Kematian prinatal sekitar 20-30%. Prognosis janin membaik dengan seksio sesarea
secara liberal untuk terapi prolaps tali pusat.
Prognosis
janin bergantung kepada beberapa faktor berikut.
1.
Angka kematian untuk
bayi prematur dengan prolaps tali pusat hampir empat kali lebih tinggi daripada
bayi aterm
2.
Bila gawat janin
dibuktikan oleh detak jantung yang abnormal, adanya cairan amnion yang
terwarnai oleh mekonium, atau tali pusat pulsasinya lemah, maka prognosis janin
buruk
3.
Jarak terjadinya antara
prolaps dan persalinan merupakan faktor yang paling kritis untuk janin hidup
4.
Dikenalnya segera
prolaps memperbaiki kemungkinan janin hidup
5.
Angka kematian janin
pada prolaps tali pusat yang letaknya sungsang
atau lintang sama tingginya dengan presentasi kepala hal ini
menghapuskan perkiraan bahwa pada kedua letak janin yang abnormal tekanan pada
li pusatnya tidak kuat.
G. Penanganan
khusus
Tali
pusat berdenyut
Jika
tali pusat berdenyut berarti janin masih hidup
1.
Beri oksigen 4-6 liter
permenit melalui masker atau kanula masal
2.
Posisi ibu
trendelenburg
3.
Diagnosis tahapan
persalinan melalui pemeriksaan dalam segera
4.
Jika ibu pada
persalinan kala I
a.
Dengan sarung tangan
disinfeksi tingkat tinggi (DTT) masukkan tangan dalam vagina dan bagian terndah
janin di dorong keatas sehingga tahanan pada tali pusat dapat dikurangi.
b.
Tangan yang lain
menahan bagian terendah di supprapubis dan evaluasi keberhasilan reposisi.
c.
Jika bagian terbawah
janin telah terpegang dengan kuat diatas rongga panggul, keluarkan tangan dari
vagina.

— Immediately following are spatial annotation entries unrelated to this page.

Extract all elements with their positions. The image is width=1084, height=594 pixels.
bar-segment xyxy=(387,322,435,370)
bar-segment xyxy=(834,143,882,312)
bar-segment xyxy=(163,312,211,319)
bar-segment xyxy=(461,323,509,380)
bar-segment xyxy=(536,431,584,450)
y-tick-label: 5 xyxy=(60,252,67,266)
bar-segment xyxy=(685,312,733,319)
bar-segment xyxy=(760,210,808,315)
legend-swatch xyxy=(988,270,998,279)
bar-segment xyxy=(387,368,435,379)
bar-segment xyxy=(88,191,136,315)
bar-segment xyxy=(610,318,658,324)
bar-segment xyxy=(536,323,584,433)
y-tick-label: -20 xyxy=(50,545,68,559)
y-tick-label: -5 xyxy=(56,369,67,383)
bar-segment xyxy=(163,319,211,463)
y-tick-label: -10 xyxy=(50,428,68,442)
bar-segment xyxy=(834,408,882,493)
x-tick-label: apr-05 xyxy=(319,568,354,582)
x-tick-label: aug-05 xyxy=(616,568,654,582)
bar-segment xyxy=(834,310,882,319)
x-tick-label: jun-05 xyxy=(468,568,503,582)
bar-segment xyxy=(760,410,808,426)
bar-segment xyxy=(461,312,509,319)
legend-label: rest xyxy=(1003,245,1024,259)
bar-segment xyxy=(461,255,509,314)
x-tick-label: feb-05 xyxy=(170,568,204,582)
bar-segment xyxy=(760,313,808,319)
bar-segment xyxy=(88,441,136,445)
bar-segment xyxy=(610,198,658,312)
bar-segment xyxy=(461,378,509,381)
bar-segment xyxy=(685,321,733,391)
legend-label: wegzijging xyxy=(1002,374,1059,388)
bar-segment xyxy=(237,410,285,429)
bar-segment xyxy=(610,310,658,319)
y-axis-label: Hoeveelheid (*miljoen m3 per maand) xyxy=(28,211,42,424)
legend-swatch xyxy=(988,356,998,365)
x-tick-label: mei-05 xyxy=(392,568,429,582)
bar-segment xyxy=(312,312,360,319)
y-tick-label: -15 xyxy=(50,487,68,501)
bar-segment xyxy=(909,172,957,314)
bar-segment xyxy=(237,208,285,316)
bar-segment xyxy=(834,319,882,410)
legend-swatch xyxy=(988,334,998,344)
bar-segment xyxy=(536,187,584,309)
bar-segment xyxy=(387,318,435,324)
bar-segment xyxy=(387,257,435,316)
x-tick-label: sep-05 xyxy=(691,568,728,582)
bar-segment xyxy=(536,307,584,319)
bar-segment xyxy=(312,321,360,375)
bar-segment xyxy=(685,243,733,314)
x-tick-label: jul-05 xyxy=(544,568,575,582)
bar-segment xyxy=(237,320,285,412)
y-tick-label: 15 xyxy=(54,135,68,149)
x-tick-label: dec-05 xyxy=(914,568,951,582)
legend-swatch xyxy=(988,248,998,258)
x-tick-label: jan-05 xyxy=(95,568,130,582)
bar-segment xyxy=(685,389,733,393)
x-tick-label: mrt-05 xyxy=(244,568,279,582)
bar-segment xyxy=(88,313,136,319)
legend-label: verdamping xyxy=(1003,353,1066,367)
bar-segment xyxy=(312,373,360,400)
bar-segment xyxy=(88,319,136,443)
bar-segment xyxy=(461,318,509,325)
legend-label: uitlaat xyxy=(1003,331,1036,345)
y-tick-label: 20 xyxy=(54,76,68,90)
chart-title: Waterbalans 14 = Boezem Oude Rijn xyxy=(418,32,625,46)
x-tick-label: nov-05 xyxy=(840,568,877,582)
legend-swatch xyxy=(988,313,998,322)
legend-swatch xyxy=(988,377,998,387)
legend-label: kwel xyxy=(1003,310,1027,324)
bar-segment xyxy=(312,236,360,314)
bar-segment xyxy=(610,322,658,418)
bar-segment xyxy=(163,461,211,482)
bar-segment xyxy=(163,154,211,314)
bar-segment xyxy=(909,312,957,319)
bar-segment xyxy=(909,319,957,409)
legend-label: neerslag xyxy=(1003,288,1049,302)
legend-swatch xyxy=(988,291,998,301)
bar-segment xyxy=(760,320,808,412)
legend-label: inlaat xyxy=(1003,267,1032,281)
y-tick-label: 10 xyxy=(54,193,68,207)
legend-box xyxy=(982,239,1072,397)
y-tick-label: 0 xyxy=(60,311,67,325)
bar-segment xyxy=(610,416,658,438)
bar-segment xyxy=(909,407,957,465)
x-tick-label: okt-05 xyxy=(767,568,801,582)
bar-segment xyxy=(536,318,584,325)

Letakkan tangan tetap diatas abdomen sampai dilakukan secsio sesarea.
d.
Jika tersedia berikan
salbutamol 0,5mg I.V, secara perlahan untuk mengurangi kontraksi rahim
e.
Segera lakukan secsio
sesarea.
5.
Jika ibu pada persalinan kala II
a.
Pada presentasi kepala
lakukan segera persalinan dengan ekstrasi vakum (hal P-20) atau ekstraksi cunam
/forseps (hal. P-24) dengan episiotomi (hal P-16)
b.
Jika presentasi
bokong/sungsang lakukan ekstraksi bokong atau kaki (hal. P-32) dan gunakan
forseps piper atau panjang untuk melahirkan kepala yang menyusul (hal P-30)
c.
Jika letak lintang,
siapkan segera secsio sesarea
d.
Siapkan segera
resusitasi neonatus (hal M-118)
H. Tali
Pusat Tak Berdenyut
Jika
tali pusat tak berdenyut berarti janin telah meninggal. Keadaan ini sudah tidak
merupakan tindakan darurat lagi dan lahirkan bayi sealamiah mungkin tanpa
mencederai ibu. Pergunakan waktu untuk memberikan konseling pada ibu dan
keluarganya tentang apa yang terjadi dan tindakan apa yang akan dilakukan.
Diharapkan persalinan dapat berlangsung spontan pervaginam.